Simultaneous saccharification and fermentation of starch to lactic acid

Abstract

Batch experiments were conducted to establish optimum operating conditions for the simultaneous saccharification and fermentation (SSF) of starch to lactic acid acid using Lactobacillus delbrueckii. A predictive model was developed for SSF by combining the kinetics of saccharification and fermentation. Saccharification kinetics were determined through experiments on starch hydrolysis in which the effects of temperature, pH and different fermentation products as inhibitors were studied. Fermentation kinetics was studied using glucose as substrate and effect of initial lactate on growth of Lactobacillus delbrueckii was also examined.

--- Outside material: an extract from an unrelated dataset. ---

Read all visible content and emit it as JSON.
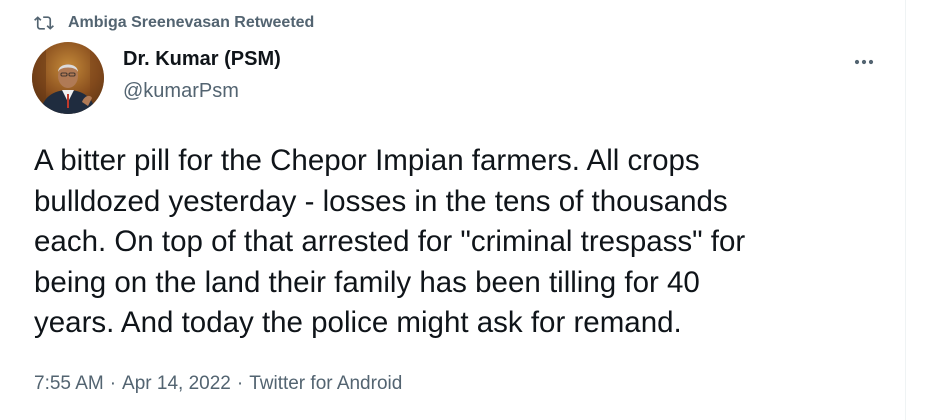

The saccharification kinetics were fitted using a Michaelis–Menten type equation, while the growth kinetics of L. delbrueckii was represented by a Monod expression incorporating lactic acid inhibition. The kinetic model was used to predict the performance SSF accurately. The saccharification rate was always higher SSF than in simple saccharification (SS) at all substrate concentrations. Lactate productivity was 1.21 g/l h for SSF conducted under optimum conditions with 250 g/l potato starch, higher than that of lactic acid productivity by fermentation after saccharification. Potato tuber and pearl tapioca are good raw materials for the production of lactic acid using SSF with yields up to 70%.